Il casuale incontro, durante un viaggio in treno, con il direttore del noto quotidiano cattolico l’Avvenire Angelo Paoluzi gli apre le porte alla professione giornalistica, nell’ambito pubblicitario.

Ma qualche tempo dopo, abbandonerà il giornalismo, per entrare a lavorare nell’ambito amministrativo.

Nel 2004 un infarto, complicato dal tardivo arrivo presso l’UTIC ospedaliera, lo porterà in coma. Poi, finalmente, la ripresa ed un rinnovato vigore per la scrittura. Successivamente, pubblicherà due libri: “La Musa di Blanchot” ed “Elogio all’inquietudine”, entrambi editi da “Divinafollia”.

Di recente, ho incontrato Salvatore Fittipaldi, il quale ha concesso al nostro giornale un’intervista.

 

Nella silloge “La Musa di Blanchot” (Divinafollia Edizioni), sua opera prima, è palpabile una personale visione dell’universo in chiave esistenzialista.

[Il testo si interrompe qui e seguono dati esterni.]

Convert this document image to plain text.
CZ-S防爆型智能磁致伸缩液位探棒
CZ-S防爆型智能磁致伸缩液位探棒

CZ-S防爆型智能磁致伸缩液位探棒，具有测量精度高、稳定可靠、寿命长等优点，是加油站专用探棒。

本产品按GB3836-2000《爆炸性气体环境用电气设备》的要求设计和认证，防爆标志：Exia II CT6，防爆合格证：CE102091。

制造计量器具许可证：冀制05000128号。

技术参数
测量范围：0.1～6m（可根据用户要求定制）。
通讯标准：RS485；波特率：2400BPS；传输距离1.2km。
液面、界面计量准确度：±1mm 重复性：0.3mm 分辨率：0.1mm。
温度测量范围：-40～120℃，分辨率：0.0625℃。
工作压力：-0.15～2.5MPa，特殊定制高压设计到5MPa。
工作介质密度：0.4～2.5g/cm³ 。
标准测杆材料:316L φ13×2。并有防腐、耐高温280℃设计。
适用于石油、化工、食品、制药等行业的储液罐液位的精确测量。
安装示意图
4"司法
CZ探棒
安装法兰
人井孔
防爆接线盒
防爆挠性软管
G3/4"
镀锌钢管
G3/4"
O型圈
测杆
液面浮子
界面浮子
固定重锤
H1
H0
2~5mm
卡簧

Vorrebbe parlarmene?

Il libro, lo “scrivere un libro”, è un viaggio, come dice il sottotitolo, verso un “luogo non luogo”dove è difficile inoltrarsi; è un muoversi perennemente verso il “sacro non ancora sacro”, Il linguaggio di Blanchot, che è un campione degli estremi, mi ha consentito di “viaggiare” con la consapevolezza di non poter raggiungere la “fine del percorso”. Personalmente suggerisco una lettura meno filosofica e più laicamente spirituale.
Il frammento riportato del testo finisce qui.